The Problems Content-Centric Networking Addresses

People live on virtual islands of connectivity. They have trouble accessing digital resources that are spread across:
  • Firewalled computers
  • Volatile VPN setups
  • Unstable wireless domains
  • Mobile locations
  • Multiple devices such as laptops, PDAs and cellphones
Similarly, enterprises spend more time setting up, configuring, and connecting to their networks - which contain massive, unstructured, distributed, and often remote information resources - than they spend analyzing and mining this information for useful insights.

Synchronizing and accessing information shouldn't have to be such a difficult task...but it is, because current networking approaches are outdated.

Designed for the technologies of the 1970s, they focus on moving data packets - identified by a geographically fixed, unique IP address - instead of focusing on the information contained in them. In today's networking environment, everything is mobile, dynamic, and virtually connected to everything else. People are:
  • Accessing ever-growing amounts of digital information
  • Connecting to diverse, often wireless networks
  • using multiple devices to send and receive information
Internet communication has moved from point-to-point conversations between hosts, to point-to-multiparty or multiparty-to-multiparty information dissemination. It's the difference between setting up a phone call between two friends, and hosting a cocktail party.
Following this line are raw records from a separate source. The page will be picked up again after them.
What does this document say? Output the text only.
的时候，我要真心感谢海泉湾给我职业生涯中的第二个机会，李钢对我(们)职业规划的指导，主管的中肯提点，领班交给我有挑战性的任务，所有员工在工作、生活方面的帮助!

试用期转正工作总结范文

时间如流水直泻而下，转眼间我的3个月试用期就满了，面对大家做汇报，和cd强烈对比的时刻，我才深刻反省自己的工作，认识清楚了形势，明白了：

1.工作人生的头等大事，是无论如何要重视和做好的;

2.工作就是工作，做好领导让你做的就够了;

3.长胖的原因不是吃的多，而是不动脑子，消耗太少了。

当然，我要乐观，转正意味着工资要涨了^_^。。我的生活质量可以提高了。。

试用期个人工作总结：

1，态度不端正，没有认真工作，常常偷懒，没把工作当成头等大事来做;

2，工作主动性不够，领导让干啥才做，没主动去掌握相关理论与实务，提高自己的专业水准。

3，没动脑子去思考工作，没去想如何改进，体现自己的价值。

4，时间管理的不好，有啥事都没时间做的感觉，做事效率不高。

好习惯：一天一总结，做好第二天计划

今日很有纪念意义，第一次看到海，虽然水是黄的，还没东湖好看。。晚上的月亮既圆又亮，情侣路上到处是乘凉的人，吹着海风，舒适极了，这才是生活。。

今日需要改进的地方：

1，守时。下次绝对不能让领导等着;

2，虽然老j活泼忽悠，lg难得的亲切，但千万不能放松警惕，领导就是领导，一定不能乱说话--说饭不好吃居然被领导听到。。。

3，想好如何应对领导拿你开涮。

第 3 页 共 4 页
But you can't use a telephone to host a cocktail party - where people engage in multiple conversations, move around, eavesdrop on conversations, and ask nearby guests for information.

The Need for Content-Centric Networking

Networks can no longer focus on just the ends of the network (as in a phone call) - they now need to consider the information and nuanced interactions inside it.


We need networks that:
  • Support seamless, mobile, and wireless computing
  • Self-organize using any available resource, device, or channel;
  • Push content while anticipating and inferring people's needs.
Several ad hoc, patchwork solutions - such as content delivery networks, digital content delivery platforms, DNS servers and digital hash tables, and publish/subscribe messaging systems - already exist at the network layer. This "de facto content layer" attempts to bridge the gap between networks, content, and users - confirming the need for a new, underlying approach to networking.
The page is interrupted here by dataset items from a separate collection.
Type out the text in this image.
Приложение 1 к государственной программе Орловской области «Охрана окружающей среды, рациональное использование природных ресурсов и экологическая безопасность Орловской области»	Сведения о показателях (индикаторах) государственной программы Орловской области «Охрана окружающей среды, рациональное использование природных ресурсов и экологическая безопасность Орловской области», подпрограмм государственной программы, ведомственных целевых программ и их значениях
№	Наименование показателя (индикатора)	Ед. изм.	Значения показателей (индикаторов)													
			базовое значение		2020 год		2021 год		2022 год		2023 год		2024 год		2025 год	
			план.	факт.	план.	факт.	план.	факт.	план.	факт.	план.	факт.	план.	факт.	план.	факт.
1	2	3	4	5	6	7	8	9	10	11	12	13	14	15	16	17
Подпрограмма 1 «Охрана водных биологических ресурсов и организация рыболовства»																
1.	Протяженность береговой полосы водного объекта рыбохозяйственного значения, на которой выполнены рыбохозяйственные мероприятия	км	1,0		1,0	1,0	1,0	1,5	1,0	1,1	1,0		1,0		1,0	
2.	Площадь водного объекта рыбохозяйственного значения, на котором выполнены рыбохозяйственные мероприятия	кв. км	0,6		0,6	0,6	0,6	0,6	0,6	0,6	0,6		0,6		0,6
PARC's Vision for Content-Centric Networking

PARC's "context-aware, content-centric" approach to networking enables named content to migrate wherever it's needed. Meanwhile, network nodes - empowered with more storage and processing power than ever - can exploit the context of the interaction.

Content-centric networking shifts the focus from transmitting data by geographic location, to disseminating it via named content.

How It Works
  • Named content doesn't have to reside anywhere in particular, eliminating the need for global topologies.
  • With only a name, any device that hears the data request can respond to it.
  • Using any means available - IP, VPN tunnels, Zeroconf techniques, multicast, proxies, opportunistic transportation such as planes, and so on - the network acquires the requested content and delivers it to the user.
Content-centric networking won't overhaul existing network pipelines, but it will use them to restructure the way networks manage resources and distribute information.

The Network Itself Doesn't Matter.

The Legacy and the Leader

PARC Research Fellow


By intersecting a human-centered approach, diverse application experience, theoretical insights, and cross-disciplinary expertise (including security, embedded systems, machine learning, and ubiquitous computing), PARC is in a unique position to deliver content-centric networking.

PARC's rich legacy of network innovation includes inventing the Ethernet and PUP (early Xerox internet protocol); pioneering client-server and peer-to-peer concepts; advancing IP multicast and Mbone; and co-designing Internet Protocol version 6 (IPv6).